Hors Bel 20, deux sociétés d’investissement belges se distinguent également par le rendement et l’évolution de leur dividende:
– TINC: la société d’investissements en infrastructures est engagée dans une politique de relèvement progressif de son dividende. Elle prévoit de verser un coupon de 0,84 euro pour les 18 mois de son exercice 2022-2023 (afin de clôturer son année comptable au 30 juin par la suite), soit 0,56 euro pour 12 mois (+0,02 euro ou 4%) ou un rendement net de 3,2%. Le coupon annuel est attendu en hausse de 0,02 euro par an pour 2024 et 2025, une stratégie entretenue par la visibilité de ses investissements et le développement de son portefeuille.

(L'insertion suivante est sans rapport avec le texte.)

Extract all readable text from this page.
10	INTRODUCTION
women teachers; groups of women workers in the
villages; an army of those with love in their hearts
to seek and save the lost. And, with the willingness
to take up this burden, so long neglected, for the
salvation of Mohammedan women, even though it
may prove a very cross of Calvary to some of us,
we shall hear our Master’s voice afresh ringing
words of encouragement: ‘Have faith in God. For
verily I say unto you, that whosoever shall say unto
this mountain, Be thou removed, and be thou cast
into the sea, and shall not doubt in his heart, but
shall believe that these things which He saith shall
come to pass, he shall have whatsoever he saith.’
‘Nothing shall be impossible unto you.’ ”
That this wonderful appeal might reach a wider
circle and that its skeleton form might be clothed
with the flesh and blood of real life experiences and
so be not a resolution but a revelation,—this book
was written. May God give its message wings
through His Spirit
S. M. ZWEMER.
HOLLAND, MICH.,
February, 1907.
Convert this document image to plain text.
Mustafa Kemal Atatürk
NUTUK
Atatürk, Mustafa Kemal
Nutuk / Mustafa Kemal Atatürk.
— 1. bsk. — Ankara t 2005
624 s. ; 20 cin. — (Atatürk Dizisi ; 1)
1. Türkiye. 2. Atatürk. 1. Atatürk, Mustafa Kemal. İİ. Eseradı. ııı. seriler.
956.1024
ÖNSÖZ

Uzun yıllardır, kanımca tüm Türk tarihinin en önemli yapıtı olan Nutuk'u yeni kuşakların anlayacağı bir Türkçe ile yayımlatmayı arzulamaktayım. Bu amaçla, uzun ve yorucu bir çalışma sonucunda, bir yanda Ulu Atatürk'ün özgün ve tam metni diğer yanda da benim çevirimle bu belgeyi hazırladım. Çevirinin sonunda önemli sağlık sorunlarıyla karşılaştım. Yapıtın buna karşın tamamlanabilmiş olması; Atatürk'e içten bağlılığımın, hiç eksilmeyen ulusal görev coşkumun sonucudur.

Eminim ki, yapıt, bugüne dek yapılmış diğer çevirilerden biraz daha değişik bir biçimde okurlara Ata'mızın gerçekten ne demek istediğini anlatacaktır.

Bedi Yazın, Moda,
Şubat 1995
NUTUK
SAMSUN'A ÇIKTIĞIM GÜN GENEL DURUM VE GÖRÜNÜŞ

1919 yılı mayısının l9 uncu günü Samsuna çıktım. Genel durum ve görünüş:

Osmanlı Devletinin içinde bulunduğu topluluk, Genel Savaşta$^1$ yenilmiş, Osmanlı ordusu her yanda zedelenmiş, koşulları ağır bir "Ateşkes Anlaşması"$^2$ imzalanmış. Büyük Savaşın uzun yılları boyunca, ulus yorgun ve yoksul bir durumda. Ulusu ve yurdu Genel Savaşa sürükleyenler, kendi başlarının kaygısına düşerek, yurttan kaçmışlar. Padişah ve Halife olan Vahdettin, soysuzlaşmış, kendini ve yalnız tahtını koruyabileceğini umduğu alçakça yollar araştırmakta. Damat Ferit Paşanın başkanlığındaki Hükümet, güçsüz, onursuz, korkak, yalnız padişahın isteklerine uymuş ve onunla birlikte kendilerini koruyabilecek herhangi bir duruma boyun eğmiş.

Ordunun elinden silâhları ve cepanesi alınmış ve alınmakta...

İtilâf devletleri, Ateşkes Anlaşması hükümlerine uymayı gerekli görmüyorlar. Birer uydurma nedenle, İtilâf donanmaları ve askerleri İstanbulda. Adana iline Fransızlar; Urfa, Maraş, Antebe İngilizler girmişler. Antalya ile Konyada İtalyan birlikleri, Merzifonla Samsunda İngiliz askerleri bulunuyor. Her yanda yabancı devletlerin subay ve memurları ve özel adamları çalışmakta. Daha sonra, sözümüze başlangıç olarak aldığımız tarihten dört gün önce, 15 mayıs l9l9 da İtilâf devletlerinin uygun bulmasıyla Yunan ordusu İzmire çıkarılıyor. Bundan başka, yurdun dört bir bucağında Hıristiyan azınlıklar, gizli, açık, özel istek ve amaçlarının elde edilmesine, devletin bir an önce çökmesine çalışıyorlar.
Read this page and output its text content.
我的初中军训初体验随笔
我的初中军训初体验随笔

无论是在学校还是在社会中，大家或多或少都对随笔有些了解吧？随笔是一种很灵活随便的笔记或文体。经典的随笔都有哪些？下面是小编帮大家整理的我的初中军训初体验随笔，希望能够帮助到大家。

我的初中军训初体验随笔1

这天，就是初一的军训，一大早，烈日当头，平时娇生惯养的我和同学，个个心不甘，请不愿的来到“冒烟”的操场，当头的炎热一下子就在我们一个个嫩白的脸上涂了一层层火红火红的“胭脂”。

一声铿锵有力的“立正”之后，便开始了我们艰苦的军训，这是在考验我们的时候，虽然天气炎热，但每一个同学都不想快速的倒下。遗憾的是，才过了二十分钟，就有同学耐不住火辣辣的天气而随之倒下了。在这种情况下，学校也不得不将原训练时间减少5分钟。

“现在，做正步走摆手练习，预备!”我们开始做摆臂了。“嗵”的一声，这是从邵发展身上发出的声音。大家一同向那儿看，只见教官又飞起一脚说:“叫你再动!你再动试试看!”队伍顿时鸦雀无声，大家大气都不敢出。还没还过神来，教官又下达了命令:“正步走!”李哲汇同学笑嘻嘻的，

– Retail Estates : malgré les tensions, cette SIR active dans l’immobilier commercial (suburbain) est parvenue à améliorer son dividende chaque année depuis son introduction en Bourse en 1998. Son coupon de 4,60 euros pour son exercice 2021-2022 correspond à un rendement net attractif de 4,8% et la société compte le relever à 4,90 euros pour l’année comptable clôturée fin mars 2023.